Premiums are not linked to any investment and the premium is guaranteed for the life of the policy. The product has no investment element and therefore there is no cash in value.

Carr is a fan: 'This product is initially a bit dearer, but sometimes only about 15% to 20% more than standard whole of life, but this is 100% guaranteed for the term of that contract. When the purpose is Inheritance Tax planning and the client is not looking for an investment and not wanting a cash-in value, it is ideal,' he says.

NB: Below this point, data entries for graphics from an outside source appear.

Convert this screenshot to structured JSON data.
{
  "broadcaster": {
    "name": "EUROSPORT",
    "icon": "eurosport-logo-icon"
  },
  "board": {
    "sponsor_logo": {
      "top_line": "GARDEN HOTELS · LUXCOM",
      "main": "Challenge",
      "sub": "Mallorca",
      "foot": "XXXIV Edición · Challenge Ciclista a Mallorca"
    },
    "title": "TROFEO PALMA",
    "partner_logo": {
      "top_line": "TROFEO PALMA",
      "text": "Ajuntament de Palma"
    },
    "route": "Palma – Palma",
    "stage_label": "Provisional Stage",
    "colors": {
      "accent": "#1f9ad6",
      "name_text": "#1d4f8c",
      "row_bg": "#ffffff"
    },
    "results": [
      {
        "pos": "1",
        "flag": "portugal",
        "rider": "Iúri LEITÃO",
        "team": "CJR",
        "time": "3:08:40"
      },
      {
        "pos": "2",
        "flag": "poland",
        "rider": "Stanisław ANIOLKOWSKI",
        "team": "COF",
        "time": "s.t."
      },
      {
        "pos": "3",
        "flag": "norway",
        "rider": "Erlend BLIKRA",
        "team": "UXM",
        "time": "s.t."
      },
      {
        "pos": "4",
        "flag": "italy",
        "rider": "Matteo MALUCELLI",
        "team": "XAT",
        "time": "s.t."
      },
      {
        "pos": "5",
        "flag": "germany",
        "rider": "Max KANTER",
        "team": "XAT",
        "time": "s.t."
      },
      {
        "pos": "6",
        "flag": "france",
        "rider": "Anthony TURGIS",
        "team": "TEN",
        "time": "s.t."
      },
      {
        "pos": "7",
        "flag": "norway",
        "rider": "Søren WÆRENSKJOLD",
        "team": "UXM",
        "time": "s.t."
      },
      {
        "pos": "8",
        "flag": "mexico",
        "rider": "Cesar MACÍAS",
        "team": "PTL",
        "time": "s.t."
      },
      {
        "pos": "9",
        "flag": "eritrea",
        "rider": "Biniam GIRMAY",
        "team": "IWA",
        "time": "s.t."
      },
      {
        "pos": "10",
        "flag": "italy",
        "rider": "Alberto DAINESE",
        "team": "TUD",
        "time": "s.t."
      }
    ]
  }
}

Any round up of WOL would be incomplete without mentioning critical illness (CI) policies. Until the mid-1990s almost all CI was written as WOL, therefore on a reviewable basis. However, since then the success of guaranteed term products have eaten heavily into this business. But Edwards notes there are still a few IFAs who will sell a CI policy as WOL, with the point of view that you are more likely to have an illness post-retirement.

'It almost strays into the territory of long term care planning. With the problems guaranteed policies are having, maybe renewable whole of life critical illness will become more popular again,' he says.

Regardless of the steep drop in sales figures IFAs still sell over quarter of a million policies a year. There are a number of IFAs who still feel WOL products constitute good advice. Even the standard policy, if it is affordable to the client, can be a good solution for someone looking for protection with investment in certain circumstances. The tale is similar to endowments ' you never hear of the successful endowments, and there are still endowment mortgages being sold within the bounds of good advice.